Der Leser findet eine laut Autorenpaar durchgeführte Maßnahme in einzelnen Phasen beschrieben – mit allen vorbereitenden Details wie etwa Auftragsabklärung etc. bis hin zur Auswertung und seitenlangen Zitaten von Teilnehmerfeedbacks. Auch hier findet sich Redundanz in hoher Dichte, werden Banalitäten ausgebreitet  – und der Leser registriert eine bemerkenswerte Abstinenz der Diskussion oder zumindest der Darstellung, wie die Thematik „Werte“ faktisch besprochen, behandelt, eingeführt, vermittelt, mit ihr oder gar an Werthaltungen gearbeitet wird. Stattdessen findet er Anleihen aus oder Kurzbetrachtungen von bekannten Konzepten wie beispielsweise Transaktionsanalyse, Schulz von Thun, Ausführungen zu Feedback etc. und zahlreiche Hinweise auf das, was „besonders wichtig“ zu beachten ist.

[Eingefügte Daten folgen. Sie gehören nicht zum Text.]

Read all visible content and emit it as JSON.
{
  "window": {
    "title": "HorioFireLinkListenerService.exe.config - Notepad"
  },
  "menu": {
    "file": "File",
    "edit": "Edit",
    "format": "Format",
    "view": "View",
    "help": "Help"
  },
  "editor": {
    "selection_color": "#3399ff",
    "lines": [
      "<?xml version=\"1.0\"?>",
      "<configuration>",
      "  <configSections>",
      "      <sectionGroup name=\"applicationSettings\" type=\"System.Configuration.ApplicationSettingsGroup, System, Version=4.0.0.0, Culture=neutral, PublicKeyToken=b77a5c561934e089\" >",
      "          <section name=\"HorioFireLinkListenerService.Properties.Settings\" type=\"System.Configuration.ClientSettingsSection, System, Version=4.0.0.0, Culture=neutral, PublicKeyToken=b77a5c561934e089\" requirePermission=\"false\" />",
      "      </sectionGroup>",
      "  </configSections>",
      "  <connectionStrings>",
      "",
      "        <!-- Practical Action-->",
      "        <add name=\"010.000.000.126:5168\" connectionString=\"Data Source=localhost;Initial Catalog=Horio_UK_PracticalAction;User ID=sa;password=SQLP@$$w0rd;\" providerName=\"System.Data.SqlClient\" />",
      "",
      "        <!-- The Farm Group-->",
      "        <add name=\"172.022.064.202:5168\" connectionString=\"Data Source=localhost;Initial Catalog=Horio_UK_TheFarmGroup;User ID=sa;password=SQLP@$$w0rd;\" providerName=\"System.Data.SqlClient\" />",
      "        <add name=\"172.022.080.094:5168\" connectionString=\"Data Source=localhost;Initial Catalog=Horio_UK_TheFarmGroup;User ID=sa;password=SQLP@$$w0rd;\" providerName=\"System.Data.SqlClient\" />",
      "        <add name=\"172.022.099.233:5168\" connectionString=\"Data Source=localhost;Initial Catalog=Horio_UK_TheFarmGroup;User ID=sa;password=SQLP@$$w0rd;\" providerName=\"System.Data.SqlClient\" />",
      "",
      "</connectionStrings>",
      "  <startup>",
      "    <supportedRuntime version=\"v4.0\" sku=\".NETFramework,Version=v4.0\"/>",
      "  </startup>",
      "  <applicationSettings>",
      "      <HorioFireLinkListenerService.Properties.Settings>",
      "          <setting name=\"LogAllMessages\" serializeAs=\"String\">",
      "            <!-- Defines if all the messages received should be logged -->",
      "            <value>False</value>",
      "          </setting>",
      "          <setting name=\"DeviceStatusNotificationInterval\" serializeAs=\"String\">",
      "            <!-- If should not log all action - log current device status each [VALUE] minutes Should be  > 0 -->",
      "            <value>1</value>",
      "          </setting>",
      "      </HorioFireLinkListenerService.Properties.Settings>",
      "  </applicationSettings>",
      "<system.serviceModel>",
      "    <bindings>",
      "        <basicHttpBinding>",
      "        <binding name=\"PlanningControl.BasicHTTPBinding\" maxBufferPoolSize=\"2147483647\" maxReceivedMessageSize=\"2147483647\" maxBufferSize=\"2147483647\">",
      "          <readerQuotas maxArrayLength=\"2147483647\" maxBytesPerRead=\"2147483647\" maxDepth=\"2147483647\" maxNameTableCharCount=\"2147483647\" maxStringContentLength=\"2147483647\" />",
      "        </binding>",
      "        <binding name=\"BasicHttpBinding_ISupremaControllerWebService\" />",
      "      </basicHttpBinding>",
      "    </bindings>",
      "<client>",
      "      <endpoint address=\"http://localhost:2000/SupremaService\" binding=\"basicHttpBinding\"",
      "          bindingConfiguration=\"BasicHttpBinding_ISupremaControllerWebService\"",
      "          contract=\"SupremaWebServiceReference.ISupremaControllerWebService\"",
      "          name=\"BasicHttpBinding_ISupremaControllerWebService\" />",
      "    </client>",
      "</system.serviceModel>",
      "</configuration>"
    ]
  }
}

Fazit: Vor allem jene Leserinnen und Leser, die interessiert sind, einen Eindruck davon zu erhalten, wie ein Trainingsprojekt durchgeführt werden kann bzw. wurde, werden einen Nutzen von der Lektüre haben.
Ergänzende Stichworte von Hanspeter Reiter:
Der Titel mag Erwartungen wecken, die dem Inhalt weniger entsprechen. Für mich war interessant, dass die Autoren das Begleiten und Entwickeln von Change-Prozessen in nachvollziehbarer Form aus ihrer Praxis heraus präsentieren. Dabei fokussieren sie auf das Erkennen und Zusammenführen von Werthaltungen, etwa bei Fusionen – die häufig eben am mangelnden Berücksichtigen von Werten scheitern. Transfer und Nachhaltigkeit werden betont; die Herleitung aus unterschiedlichen Konzepten immerhin mit Verweisen und Zitaten unterlegt, was heutzutage ja häufig genug unterbleibt; das „sowohl – als auch“ statt dem üblichen „dies statt dem“ hervor gehoben. – GABAL-like sind die Perspektiven „persönliches Wachstum“ und „Zukunftsfähigkeit entwickeln“. – Vertiefend könnten sein: Werte- und Normenspiel (wird in Regionalgruppen angewandt); GABAL-Symposium 27./28. 10. 2007 in Oberursel (siehe Workshop Gabriele Schendl-Gallhofer); STUFEN ZUM ERFOLG (Prof. Dr. Hardy Wagner).